Monday, June 18, 2007

More than IVRs, Part II : A Real World Example

Just because you could, doesn't mean you should. If it is much easier to blend in speech recognition, IVRs and SMS messages into your software, should you? My theory is that there are three positives from blending real time communications with the business process : it makes businesses faster, it makes businesses more efficient, and it makes customers happier. Let's look at an example that shows each.

Many delays in business are human delays. Finding the right person to answer a question, sign a form or move a phone line can take as long as doing the task itself. Integrating real time communications into the business process makes the job of finding the right person a matter of software, not people-ware. My example for making businesses faster is the review cycle for reports, designs or other plans. If the review cycle were handled by a piece of software, it could coordinate all the comments, aggregate them and post them for the team to see. It would be faster if, as the deadline neared, the software would actually call your cell phone and ask "Your attention is required on a review due tomorrow. If you have any comments, just speak them now, and I'll add them as text to the review document. If you don't have the time to review this, say 'I don't have time'. If you need 30 minutes to review the document, say 'Call me back in 30 minutes' ". Reviews would happen quickly and predictably.

Keeping with the example, I think it's easy to see how this makes business more efficient. How many times have you been to a review meeting, which for most people for most of the meeting, a complete waste of time? Yeah, me too. How about the time to coordinate the meeting? The time to aggregate comments and post them to a site, if you ever did? Answer this honestly: can you go back and get the comments for any work you had reviewed two years ago? Integrating real time communications into the business process makes the business more efficient by coordinating feedback, by making it easy to forward comments back and by (frankly) nagging appropriately.

Happier customers? Yes, I'd say this qualifies as well. As a manager, and the customer of this process, I would be happier to see a predictable schedule, with a well formatted and organized output.
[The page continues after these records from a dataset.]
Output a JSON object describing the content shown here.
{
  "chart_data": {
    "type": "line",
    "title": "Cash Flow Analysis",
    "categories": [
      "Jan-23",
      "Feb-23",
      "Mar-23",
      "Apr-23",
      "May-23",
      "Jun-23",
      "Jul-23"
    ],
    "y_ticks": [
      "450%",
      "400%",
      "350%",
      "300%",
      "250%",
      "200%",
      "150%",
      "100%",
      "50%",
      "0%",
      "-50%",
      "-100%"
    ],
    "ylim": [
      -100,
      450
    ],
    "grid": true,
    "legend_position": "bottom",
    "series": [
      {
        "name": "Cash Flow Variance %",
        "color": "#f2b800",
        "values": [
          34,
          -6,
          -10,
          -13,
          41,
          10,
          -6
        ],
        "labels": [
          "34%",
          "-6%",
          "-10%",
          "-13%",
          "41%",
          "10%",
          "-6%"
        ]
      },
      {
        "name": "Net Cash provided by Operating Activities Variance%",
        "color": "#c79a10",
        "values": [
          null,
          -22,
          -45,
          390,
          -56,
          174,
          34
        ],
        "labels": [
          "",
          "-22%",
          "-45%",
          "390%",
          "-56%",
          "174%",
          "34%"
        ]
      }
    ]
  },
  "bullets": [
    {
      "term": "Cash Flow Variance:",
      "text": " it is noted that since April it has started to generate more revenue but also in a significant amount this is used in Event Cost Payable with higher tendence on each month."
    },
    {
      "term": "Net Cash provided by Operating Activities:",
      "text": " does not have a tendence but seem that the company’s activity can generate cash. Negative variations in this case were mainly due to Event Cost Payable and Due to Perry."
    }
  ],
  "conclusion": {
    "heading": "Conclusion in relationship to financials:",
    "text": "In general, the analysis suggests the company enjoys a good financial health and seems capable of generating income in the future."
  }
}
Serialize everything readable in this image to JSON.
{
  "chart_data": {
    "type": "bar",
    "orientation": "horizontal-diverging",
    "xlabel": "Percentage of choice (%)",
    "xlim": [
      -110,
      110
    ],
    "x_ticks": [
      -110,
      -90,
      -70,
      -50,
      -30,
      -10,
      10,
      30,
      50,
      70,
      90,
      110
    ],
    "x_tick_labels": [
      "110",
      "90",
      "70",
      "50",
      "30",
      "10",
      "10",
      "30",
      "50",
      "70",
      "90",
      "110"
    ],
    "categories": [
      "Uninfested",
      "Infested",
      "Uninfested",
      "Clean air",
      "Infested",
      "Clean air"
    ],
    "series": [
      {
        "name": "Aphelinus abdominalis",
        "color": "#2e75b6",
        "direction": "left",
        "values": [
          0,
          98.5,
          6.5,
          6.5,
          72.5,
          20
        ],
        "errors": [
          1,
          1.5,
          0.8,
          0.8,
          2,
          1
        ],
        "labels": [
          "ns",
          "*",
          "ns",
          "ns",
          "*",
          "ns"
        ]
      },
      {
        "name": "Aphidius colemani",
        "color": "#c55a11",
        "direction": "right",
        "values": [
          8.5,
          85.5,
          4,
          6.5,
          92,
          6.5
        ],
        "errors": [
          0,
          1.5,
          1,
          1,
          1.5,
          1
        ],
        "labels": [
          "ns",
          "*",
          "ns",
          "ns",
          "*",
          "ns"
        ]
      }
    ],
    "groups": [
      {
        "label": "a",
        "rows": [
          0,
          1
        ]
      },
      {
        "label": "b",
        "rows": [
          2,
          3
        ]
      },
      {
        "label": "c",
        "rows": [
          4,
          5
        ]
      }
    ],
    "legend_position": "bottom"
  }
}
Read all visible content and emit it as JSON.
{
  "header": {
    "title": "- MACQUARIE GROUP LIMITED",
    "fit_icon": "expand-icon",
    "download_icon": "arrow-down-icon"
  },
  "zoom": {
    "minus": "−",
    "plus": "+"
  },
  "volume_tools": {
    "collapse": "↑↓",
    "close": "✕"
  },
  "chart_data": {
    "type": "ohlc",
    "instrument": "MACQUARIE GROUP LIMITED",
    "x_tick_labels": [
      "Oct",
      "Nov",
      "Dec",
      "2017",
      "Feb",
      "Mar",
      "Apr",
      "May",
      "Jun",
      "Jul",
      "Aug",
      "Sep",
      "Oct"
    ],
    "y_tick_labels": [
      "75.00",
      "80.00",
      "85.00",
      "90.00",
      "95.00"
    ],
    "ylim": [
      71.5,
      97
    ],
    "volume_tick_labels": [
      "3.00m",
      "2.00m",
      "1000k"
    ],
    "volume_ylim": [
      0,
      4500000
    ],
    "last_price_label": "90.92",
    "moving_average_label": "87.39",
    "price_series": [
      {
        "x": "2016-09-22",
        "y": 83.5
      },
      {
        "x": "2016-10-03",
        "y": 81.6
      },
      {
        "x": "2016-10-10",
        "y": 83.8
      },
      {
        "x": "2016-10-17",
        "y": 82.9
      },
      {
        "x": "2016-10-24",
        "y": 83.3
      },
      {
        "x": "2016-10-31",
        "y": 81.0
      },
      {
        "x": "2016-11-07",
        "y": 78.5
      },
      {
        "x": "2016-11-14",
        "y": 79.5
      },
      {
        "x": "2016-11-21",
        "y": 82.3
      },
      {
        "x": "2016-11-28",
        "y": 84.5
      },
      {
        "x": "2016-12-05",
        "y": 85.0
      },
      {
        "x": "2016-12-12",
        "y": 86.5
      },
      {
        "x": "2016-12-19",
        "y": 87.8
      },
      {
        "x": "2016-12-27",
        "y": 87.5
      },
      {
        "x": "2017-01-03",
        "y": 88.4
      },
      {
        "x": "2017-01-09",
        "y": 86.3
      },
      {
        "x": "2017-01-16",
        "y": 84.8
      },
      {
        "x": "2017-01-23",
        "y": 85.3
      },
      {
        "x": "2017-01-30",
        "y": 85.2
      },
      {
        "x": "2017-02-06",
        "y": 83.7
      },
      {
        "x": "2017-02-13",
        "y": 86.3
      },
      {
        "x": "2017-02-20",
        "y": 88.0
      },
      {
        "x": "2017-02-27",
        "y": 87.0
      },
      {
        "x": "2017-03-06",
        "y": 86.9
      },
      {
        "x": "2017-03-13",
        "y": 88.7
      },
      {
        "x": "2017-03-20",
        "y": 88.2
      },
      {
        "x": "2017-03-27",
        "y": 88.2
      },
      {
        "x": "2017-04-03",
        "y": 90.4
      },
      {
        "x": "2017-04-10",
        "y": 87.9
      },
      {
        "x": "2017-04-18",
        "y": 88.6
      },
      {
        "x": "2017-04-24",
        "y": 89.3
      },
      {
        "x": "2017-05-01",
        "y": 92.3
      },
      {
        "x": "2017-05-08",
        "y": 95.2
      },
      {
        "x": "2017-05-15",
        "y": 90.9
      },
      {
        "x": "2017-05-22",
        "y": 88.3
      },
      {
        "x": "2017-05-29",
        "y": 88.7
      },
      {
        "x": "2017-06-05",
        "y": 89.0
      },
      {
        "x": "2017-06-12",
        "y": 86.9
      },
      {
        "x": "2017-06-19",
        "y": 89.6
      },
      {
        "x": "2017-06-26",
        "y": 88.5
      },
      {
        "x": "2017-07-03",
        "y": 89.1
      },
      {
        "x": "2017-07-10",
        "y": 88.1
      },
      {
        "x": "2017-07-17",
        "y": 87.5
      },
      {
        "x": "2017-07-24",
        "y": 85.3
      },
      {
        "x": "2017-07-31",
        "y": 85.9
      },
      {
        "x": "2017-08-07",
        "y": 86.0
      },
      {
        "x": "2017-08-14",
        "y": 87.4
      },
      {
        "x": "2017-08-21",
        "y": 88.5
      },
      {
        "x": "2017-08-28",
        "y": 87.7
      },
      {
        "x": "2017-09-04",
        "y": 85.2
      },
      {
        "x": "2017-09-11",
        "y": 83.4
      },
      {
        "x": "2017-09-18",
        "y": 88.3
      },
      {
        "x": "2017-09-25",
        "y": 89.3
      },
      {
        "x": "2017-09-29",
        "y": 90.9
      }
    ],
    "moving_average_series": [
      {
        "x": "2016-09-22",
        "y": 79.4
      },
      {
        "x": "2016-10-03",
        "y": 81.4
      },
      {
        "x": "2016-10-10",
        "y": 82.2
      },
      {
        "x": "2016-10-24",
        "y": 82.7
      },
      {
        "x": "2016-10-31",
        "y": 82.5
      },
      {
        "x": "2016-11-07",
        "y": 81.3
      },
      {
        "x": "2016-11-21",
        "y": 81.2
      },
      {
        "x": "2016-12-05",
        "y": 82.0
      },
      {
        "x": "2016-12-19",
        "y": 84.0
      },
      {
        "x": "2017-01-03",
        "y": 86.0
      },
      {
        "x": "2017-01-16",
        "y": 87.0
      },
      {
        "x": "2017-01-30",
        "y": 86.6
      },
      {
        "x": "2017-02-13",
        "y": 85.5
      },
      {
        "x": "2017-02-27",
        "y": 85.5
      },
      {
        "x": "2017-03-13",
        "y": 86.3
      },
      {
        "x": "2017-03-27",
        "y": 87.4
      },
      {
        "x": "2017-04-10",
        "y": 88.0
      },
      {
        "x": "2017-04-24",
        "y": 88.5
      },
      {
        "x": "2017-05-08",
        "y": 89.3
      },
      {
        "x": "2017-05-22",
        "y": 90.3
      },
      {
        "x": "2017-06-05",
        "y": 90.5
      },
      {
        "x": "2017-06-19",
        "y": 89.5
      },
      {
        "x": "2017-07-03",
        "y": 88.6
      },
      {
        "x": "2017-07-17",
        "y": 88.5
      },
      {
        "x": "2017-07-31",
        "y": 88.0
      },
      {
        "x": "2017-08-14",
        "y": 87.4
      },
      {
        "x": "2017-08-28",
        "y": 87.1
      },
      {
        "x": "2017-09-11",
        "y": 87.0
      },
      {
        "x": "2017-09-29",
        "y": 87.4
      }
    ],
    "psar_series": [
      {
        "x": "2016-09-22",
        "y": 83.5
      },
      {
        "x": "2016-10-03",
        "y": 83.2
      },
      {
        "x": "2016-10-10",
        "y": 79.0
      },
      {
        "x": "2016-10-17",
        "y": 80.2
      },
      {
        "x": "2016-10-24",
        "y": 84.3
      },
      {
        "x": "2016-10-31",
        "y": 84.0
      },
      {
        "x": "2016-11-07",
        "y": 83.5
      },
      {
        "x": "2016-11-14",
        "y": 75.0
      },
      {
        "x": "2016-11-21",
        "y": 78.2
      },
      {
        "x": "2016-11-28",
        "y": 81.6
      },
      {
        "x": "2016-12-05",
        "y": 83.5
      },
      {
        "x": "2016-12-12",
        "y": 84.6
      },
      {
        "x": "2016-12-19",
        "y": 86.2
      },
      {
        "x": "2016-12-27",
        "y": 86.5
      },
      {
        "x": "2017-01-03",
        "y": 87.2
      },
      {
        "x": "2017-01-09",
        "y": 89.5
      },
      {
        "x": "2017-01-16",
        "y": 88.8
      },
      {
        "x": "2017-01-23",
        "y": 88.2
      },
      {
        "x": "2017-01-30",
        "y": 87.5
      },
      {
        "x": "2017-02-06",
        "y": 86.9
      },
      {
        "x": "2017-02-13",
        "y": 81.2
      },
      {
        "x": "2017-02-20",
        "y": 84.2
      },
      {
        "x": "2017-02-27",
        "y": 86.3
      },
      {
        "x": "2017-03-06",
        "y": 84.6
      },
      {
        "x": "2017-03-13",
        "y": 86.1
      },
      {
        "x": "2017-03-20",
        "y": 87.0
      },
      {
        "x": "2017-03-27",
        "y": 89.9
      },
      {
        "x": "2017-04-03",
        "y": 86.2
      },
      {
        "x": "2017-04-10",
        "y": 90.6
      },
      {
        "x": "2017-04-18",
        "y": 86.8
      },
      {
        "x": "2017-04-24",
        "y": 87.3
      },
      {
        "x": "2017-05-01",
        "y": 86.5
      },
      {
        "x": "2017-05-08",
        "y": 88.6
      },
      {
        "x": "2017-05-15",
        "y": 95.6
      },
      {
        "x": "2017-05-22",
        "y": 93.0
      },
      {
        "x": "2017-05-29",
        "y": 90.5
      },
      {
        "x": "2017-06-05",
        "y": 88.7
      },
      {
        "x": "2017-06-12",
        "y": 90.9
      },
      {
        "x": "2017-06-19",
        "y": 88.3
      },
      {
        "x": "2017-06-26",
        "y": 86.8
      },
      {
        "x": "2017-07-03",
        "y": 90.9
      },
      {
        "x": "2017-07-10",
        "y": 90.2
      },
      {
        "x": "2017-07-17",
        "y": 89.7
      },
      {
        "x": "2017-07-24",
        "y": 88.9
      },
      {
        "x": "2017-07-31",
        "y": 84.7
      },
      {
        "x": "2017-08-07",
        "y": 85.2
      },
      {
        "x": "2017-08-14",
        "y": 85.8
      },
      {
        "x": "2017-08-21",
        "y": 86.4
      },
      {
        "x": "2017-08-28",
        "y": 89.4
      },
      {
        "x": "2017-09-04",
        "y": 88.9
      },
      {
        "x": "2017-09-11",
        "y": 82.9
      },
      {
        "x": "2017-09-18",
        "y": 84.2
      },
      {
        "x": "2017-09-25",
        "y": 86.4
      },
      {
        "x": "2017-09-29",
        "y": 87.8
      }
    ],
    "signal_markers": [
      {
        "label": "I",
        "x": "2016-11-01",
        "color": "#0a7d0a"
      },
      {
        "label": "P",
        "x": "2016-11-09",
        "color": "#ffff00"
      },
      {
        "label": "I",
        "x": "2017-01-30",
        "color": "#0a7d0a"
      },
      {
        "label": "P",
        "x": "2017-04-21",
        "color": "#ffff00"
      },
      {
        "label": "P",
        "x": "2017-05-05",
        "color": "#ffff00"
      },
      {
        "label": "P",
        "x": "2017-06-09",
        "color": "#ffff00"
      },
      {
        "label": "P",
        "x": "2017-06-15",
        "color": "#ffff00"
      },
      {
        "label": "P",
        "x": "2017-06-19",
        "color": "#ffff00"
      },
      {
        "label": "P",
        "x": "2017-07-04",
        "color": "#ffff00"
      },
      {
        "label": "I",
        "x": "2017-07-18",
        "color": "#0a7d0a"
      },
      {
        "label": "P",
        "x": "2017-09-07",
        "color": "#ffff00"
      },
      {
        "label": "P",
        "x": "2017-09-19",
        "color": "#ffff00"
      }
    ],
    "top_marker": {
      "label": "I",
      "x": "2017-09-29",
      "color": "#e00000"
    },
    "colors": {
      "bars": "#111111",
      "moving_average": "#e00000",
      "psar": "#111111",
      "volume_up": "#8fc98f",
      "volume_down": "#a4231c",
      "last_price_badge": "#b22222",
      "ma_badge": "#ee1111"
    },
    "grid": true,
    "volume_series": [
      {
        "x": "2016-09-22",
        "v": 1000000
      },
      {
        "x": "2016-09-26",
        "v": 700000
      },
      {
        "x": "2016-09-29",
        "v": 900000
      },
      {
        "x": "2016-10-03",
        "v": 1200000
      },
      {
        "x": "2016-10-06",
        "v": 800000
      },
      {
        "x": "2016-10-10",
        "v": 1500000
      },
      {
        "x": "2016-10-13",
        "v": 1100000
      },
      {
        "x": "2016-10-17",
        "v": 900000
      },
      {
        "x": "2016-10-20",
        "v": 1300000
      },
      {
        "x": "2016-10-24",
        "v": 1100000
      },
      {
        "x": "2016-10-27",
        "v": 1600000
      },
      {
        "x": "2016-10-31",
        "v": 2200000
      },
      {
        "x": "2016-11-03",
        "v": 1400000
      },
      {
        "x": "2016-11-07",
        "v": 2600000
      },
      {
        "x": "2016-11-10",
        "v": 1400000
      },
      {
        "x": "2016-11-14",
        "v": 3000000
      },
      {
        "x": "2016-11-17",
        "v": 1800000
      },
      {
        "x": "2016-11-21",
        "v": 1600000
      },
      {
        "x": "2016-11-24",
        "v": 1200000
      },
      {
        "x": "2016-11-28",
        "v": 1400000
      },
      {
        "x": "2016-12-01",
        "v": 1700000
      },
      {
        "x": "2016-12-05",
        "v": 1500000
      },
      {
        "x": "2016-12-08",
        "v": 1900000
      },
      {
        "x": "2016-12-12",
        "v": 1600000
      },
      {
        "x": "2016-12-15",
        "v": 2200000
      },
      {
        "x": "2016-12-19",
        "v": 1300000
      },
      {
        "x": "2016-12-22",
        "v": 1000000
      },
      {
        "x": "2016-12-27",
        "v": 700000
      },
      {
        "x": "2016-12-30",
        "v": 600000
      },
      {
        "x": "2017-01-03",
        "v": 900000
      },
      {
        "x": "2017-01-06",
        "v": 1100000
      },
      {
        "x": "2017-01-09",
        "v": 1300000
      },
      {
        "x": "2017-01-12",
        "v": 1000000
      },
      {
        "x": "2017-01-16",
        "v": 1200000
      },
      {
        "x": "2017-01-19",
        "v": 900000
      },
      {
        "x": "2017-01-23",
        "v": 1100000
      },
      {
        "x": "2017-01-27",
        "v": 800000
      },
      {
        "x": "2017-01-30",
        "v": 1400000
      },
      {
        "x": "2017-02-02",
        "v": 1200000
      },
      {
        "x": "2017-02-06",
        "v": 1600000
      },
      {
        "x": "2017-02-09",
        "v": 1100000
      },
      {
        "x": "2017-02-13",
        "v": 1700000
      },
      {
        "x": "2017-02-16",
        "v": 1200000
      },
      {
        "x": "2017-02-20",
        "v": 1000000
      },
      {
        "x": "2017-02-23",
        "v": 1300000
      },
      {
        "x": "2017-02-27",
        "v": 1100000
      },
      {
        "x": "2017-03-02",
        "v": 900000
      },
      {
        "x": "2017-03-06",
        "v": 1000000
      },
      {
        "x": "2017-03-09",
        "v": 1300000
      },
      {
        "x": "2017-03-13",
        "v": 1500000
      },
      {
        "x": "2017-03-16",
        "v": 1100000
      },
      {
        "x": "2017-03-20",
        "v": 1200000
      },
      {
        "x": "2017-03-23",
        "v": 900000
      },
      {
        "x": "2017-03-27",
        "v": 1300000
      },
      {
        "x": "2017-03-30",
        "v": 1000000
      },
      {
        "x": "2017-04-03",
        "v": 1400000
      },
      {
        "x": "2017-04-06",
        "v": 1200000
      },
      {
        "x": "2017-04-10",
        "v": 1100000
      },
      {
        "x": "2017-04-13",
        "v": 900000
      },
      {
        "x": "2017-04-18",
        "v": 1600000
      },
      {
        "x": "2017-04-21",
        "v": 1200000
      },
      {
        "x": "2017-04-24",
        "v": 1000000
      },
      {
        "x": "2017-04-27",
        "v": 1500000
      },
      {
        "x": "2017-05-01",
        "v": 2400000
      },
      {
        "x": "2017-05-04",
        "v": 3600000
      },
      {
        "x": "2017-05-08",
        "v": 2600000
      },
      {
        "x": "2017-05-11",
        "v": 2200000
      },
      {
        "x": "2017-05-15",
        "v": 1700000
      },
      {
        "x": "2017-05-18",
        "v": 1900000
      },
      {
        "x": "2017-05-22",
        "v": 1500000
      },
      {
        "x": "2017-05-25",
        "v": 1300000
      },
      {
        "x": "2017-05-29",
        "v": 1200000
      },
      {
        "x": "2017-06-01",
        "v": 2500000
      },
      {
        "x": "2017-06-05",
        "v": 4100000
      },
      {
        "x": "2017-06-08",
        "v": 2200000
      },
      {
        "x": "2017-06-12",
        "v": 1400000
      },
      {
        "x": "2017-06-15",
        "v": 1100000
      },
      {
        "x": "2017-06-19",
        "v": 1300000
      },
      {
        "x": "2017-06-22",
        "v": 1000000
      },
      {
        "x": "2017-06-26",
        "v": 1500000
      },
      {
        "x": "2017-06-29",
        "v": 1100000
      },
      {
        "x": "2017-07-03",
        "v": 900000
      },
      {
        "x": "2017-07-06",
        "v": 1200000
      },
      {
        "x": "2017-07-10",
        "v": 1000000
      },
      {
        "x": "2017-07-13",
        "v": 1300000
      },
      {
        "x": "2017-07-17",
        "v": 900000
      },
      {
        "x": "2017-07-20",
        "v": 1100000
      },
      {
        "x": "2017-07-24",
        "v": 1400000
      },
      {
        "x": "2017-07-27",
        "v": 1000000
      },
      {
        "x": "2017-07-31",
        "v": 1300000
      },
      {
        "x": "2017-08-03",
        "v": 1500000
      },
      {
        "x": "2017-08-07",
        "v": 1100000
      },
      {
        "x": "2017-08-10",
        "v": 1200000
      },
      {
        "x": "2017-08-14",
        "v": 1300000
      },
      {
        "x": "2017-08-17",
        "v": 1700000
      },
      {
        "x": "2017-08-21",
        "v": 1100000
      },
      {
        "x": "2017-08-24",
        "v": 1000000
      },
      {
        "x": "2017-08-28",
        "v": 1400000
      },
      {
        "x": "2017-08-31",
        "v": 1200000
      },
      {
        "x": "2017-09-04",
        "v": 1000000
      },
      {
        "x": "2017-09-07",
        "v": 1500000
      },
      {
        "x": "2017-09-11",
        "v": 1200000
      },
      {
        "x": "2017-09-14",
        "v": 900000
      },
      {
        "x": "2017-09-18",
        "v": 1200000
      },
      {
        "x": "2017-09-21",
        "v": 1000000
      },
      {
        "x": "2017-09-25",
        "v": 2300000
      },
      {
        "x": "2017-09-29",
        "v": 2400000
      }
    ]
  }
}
Our studies show that one way to make customers happier is to increase visibility into the process itself. If you can see what's going on, you can make judgments about progress and success, and that will help you relieve your anxiety. Same deal here, as you can see how the review cycle is moving, who has responded, and who has not.

I think a fair question to ask would be at this point, "Well sure, Tom, but I could have done this with Lotus Notes and a workflow." Yes, but I think the addition of voice and real time communications has made it even better, and valuably so. By giving the option of offering a review over the phone means that I don't have to wait for the boss to get back to get feedback, even if it's "I don't have any." By giving the option to nag your teammates for their feedback means that I don't have to hope they read their email. For those outside your company, I don't have to fear the SPAM filter. Never mind the nuance of emotion that can be communicated easily with voice, and gets lost with text. Blending in voice to does this for you.

This is a horizontal application, but nearly everywhere I look I see the same effect. Disease management has similar issues, credit calls, transportation, inventory and purchasing as well. You may claim that these are small issues, but I would disagree. But even if they were, costs of deployment for these technologies have fallen so far that to deploy these solutions won't break any company's budget.